Hospitality Associates itself was run by two young visionaries: Mr. Aanani, who had studied the systems of Ghana’s state-run hotels and gained exposure to the industry in Italy, and Ms. Yawa-Attah, who brought insights from her experience in the USA. Their ambition was bold—to transform the hotel industry by introducing operational systems that could track performance and create hotels with high returns on investment.
Barely five years into their inception, they saw opportunities staring at them. They listened carefully to owners’ ambitions. Recognition, star ratings, and the credibility of professional management were the dreams most often voiced. Yet contracts were not signed on dreams alone. They required systems that held, staff who were competent, and standards that endured. Many hotels, shaped by family leadership and informal practices, struggled to meet these thresholds. Fathers and mothers led with proximity rather than structure; siblings and first-time employees filled the roles of staff. Leadership was intuitive, filtered through tradition and belief, but often fragile in the face of professional demands.
The result was a delicate balance. Tariffs were lowered to survive, standards compromised, and profitability growth stalled. Yet within this fragility lay seeds of transformation—situational leadership, on-the-job training, and cultural rituals that, if refined, could one day meet the threshold of professional management.

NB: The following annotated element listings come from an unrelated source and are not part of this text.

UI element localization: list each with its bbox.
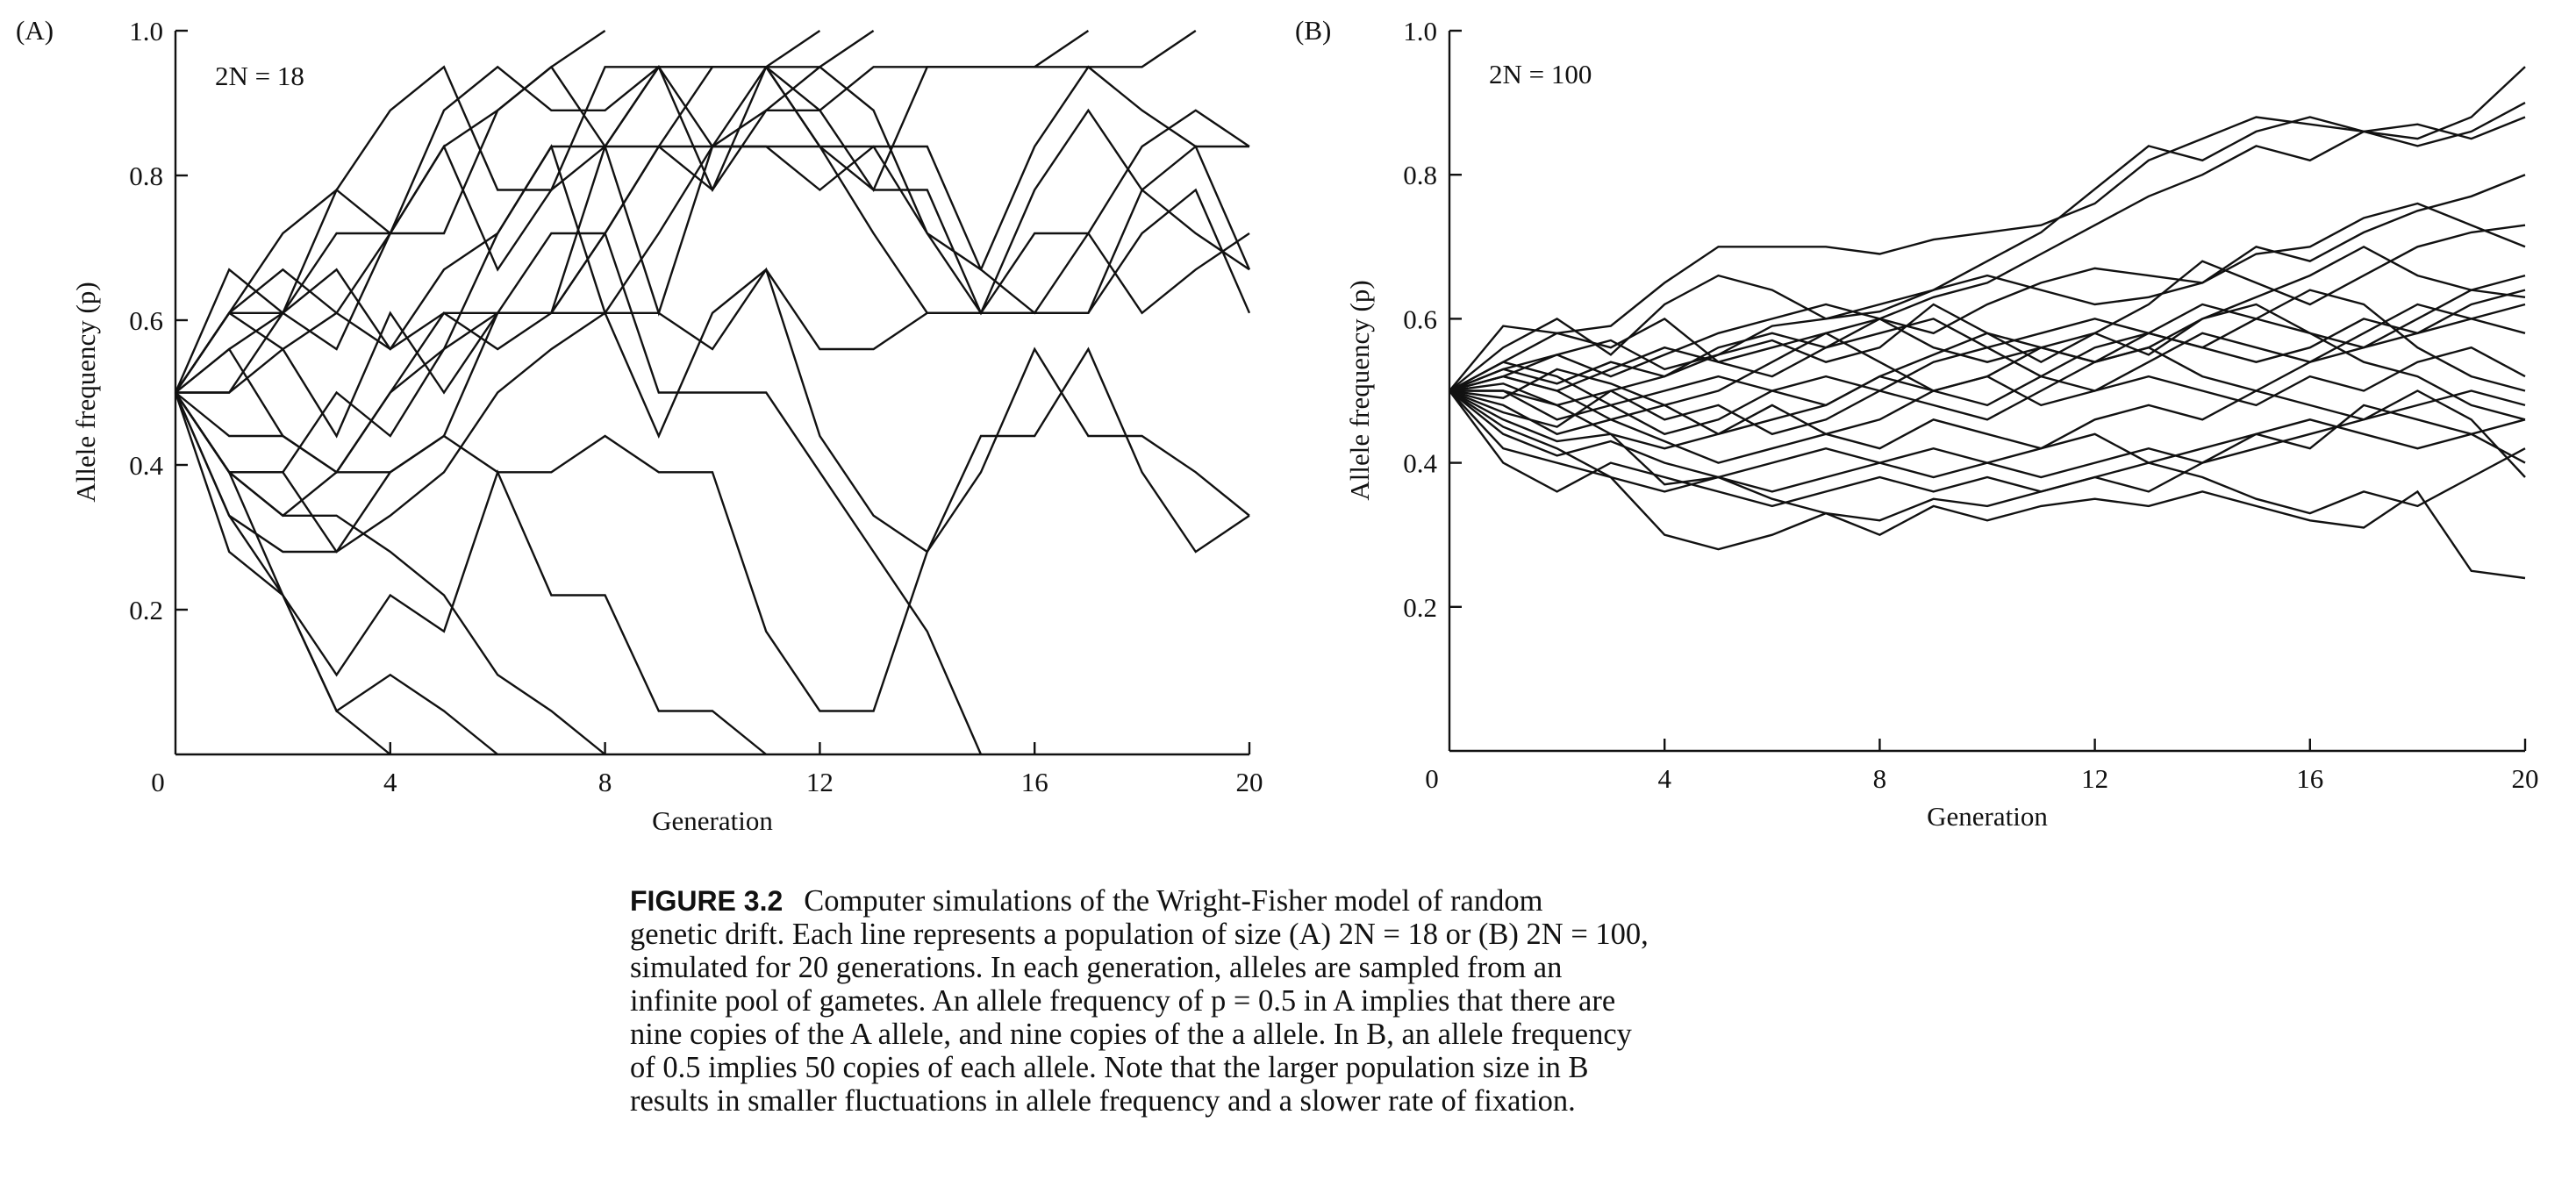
figure-label: FIGURE 3.2: [630, 885, 784, 917]
x-tick-label: 16: [2296, 763, 2323, 794]
y-axis-title: Allele frequency (p): [1344, 280, 1375, 500]
series-line: [1449, 303, 2526, 421]
y-tick-label: 0.6: [1403, 304, 1437, 334]
y-tick-label: 0.8: [1403, 160, 1437, 190]
panel-label: (A): [16, 15, 54, 46]
x-tick-label: 4: [383, 767, 397, 797]
figure-caption: FIGURE 3.2 Computer simulations of the Wr…: [630, 884, 1885, 1118]
series-line: [175, 188, 1251, 554]
population-size-annotation: 2N = 18: [215, 61, 304, 91]
x-tick-label: 4: [1657, 763, 1671, 794]
series-line: [174, 392, 767, 755]
series-line: [174, 65, 1249, 393]
y-tick-label: 1.0: [129, 16, 163, 46]
series-line: [1449, 289, 2526, 436]
series-line: [175, 30, 875, 474]
series-line: [175, 66, 1250, 439]
x-tick-label: 20: [2512, 763, 2539, 794]
series-line: [175, 65, 1250, 394]
x-tick-label: 12: [2081, 763, 2108, 794]
y-tick-label: 0.4: [1403, 448, 1437, 479]
series-line: [1449, 174, 2526, 392]
x-tick-label: 16: [1021, 767, 1048, 797]
y-tick-label: 0.4: [129, 450, 163, 481]
series-line: [1449, 389, 2526, 580]
y-tick-label: 0.2: [1403, 592, 1437, 623]
series-line: [1449, 375, 2526, 464]
y-tick-label: 0.8: [129, 161, 163, 191]
series-line: [175, 231, 983, 755]
panel-label: (B): [1295, 15, 1331, 46]
series-line: [1449, 202, 2526, 392]
series-line: [175, 391, 606, 755]
series-line: [1449, 346, 2526, 450]
y-axis-title: Allele frequency (p): [70, 282, 101, 502]
series-line: [175, 267, 1250, 554]
series-line: [175, 30, 1197, 394]
x-tick-label: 0: [151, 767, 165, 797]
series-line: [1449, 389, 2526, 508]
series-line: [175, 391, 498, 755]
caption-line: of 0.5 implies 50 copies of each allele.…: [630, 1051, 1589, 1084]
caption-line: simulated for 20 generations. In each ge…: [630, 951, 1563, 984]
y-tick-label: 1.0: [1403, 16, 1437, 46]
y-tick-label: 0.2: [129, 595, 163, 625]
series-line: [174, 347, 1250, 712]
caption-line: infinite pool of gametes. An allele freq…: [630, 984, 1616, 1018]
chart-panel-a: 0 4 8 12 16 20 0.2 0.4 0.6 0.8 1.0 (A) 2N = 18 Genera…: [16, 15, 1263, 836]
x-tick-label: 12: [806, 767, 834, 797]
series-line: [1449, 224, 2526, 407]
caption-line: genetic drift. Each line represents a po…: [630, 918, 1649, 951]
chart-panel-b: 0 4 8 12 16 20 0.2 0.4 0.6 0.8 1.0 (B) 2N = 100 Gener…: [1295, 15, 2539, 832]
caption-line: results in smaller fluctuations in allel…: [630, 1084, 1576, 1118]
series-line: [1449, 389, 2526, 493]
series-line: [175, 64, 1251, 394]
x-tick-label: 8: [598, 767, 612, 797]
caption-line: FIGURE 3.2 Computer simulations of the Wr…: [630, 884, 1543, 918]
population-size-annotation: 2N = 100: [1489, 59, 1592, 89]
series-line: [1449, 66, 2526, 392]
series-line: [1449, 389, 2526, 522]
caption-line: nine copies of the A allele, and nine co…: [630, 1018, 1632, 1051]
x-tick-label: 0: [1425, 763, 1439, 794]
x-tick-label: 8: [1873, 763, 1887, 794]
x-axis-title: Generation: [652, 805, 773, 836]
x-tick-label: 20: [1236, 767, 1263, 797]
x-axis-title: Generation: [1927, 801, 2048, 832]
y-tick-label: 0.6: [129, 305, 163, 336]
series-line: [175, 30, 1090, 474]
series-line: [1449, 116, 2526, 392]
series-line: [1449, 289, 2526, 392]
series-line: [174, 392, 391, 755]
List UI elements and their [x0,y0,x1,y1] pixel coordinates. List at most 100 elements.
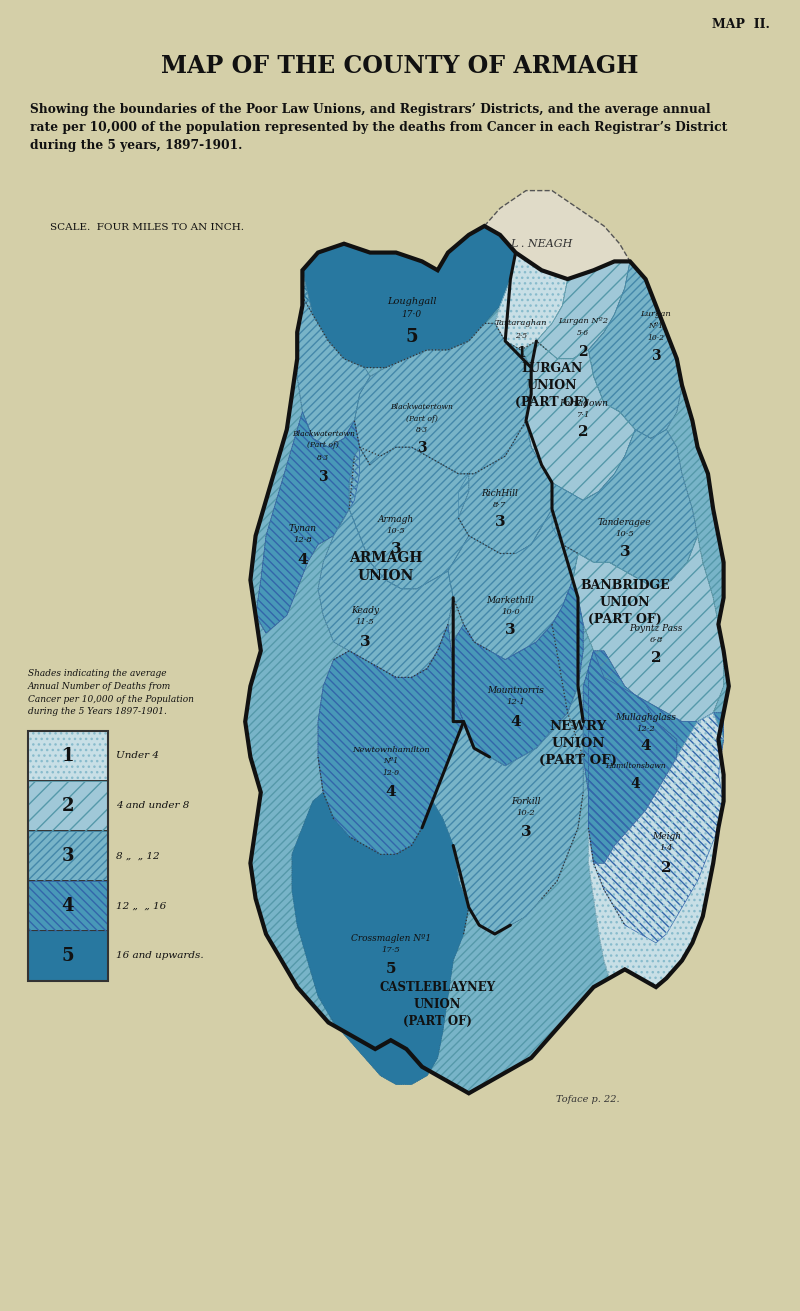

It is within this backdrop—the crossroads of stagnation and aspiration, of self-management and professional oversight—that the Third Key series narrate its challenges and successes. Here, the stories of SME hotels run by private individuals and families unfold: their struggles for recognition, their experiments with management contracts, and their quiet resilience in shaping Ghana’s hospitality landscape.
Disclaimer
The Third Key is a fictionalized narrative. It draws on real industry contexts but tells its story through imagined characters and scenarios. Any resemblance to actual people or events is coincidental. The purpose is to share operational insight through storytelling, not to critique individuals or institutions.